Por isso, 49 das 50 escolas municipais de São Leopoldo não receberam os alunos na manhã desta quarta-feira (13). A paralisação inclui uma caminhada pela educação no Centro da cidade, com reivindicações por valorização profissional e mais investimentos na educação pública.
Para os professores, o índice é considerado insuficiente diante dos reajustes do FUNDEB e do Piso Nacional do Magistério. A presidente do Ceprol, Cristiane Mainardi, afirma que o percentual gira em torno de R$ 29,00, e que o executivo tem condições de propor um reajuste acima dos 10%.
Por outro lado, a Prefeitura alega que os 3,77% foram calculados com base no Índice Nacional de Preços ao Consumidor (INPC) acumulado dos últimos 12 meses.

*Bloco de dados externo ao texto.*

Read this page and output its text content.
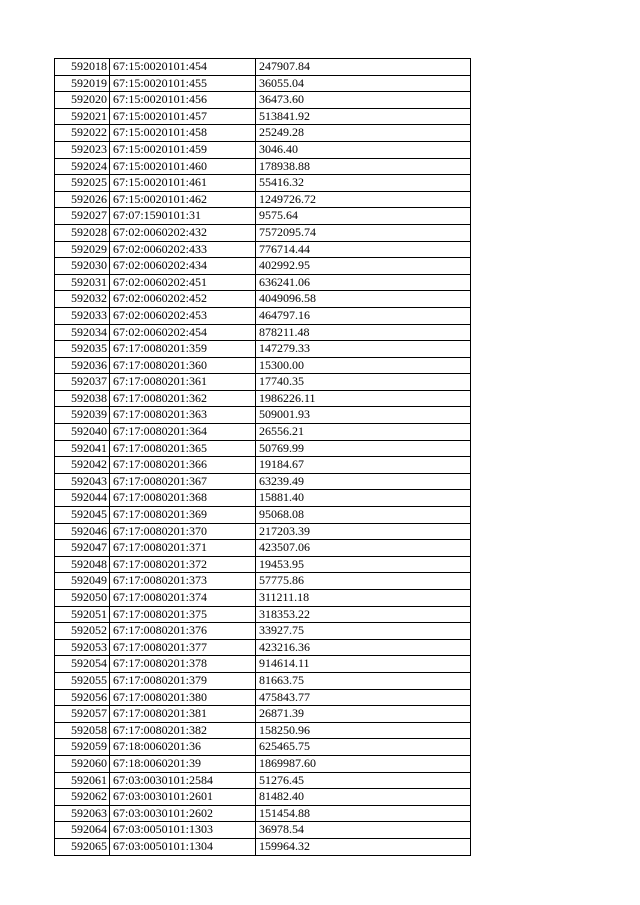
592018	67:15:0020101:454	247907.84
592019	67:15:0020101:455	36055.04
592020	67:15:0020101:456	36473.60
592021	67:15:0020101:457	513841.92
592022	67:15:0020101:458	25249.28
592023	67:15:0020101:459	3046.40
592024	67:15:0020101:460	178938.88
592025	67:15:0020101:461	55416.32
592026	67:15:0020101:462	1249726.72
592027	67:07:1590101:31	9575.64
592028	67:02:0060202:432	7572095.74
592029	67:02:0060202:433	776714.44
592030	67:02:0060202:434	402992.95
592031	67:02:0060202:451	636241.06
592032	67:02:0060202:452	4049096.58
592033	67:02:0060202:453	464797.16
592034	67:02:0060202:454	878211.48
592035	67:17:0080201:359	147279.33
592036	67:17:0080201:360	15300.00
592037	67:17:0080201:361	17740.35
592038	67:17:0080201:362	1986226.11
592039	67:17:0080201:363	509001.93
592040	67:17:0080201:364	26556.21
592041	67:17:0080201:365	50769.99
592042	67:17:0080201:366	19184.67
592043	67:17:0080201:367	63239.49
592044	67:17:0080201:368	15881.40
592045	67:17:0080201:369	95068.08
592046	67:17:0080201:370	217203.39
592047	67:17:0080201:371	423507.06
592048	67:17:0080201:372	19453.95
592049	67:17:0080201:373	57775.86
592050	67:17:0080201:374	311211.18
592051	67:17:0080201:375	318353.22
592052	67:17:0080201:376	33927.75
592053	67:17:0080201:377	423216.36
592054	67:17:0080201:378	914614.11
592055	67:17:0080201:379	81663.75
592056	67:17:0080201:380	475843.77
592057	67:17:0080201:381	26871.39
592058	67:17:0080201:382	158250.96
592059	67:18:0060201:36	625465.75
592060	67:18:0060201:39	1869987.60
592061	67:03:0030101:2584	51276.45
592062	67:03:0030101:2601	81482.40
592063	67:03:0030101:2602	151454.88
592064	67:03:0050101:1303	36978.54
592065	67:03:0050101:1304	159964.32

O executivo defende que o índice é amplamente utilizado para reajustar salários, aposentadorias, negociações salariais coletivas e o salário mínimo no Brasil.
O Executivo também informa que, ao todo, a Administração Municipal conta com 3.735 servidores na administração direta e 3.445 na indireta (Semae, Fundação Hospital Centenário, IAPS, aposentados e pensionistas).
De acordo com o secretário da Fazenda, Roberto Calazans, alega: “Considerando a projeção anual da folha, já incorporando o dissídio e confrontando esse montante com a previsão de receitas, nossa margem para elevação da despesa com pagamento de pessoal é significativamente restrita”.
Uma nova posição da Prefeitura virá a partir das 14h, após a reunião.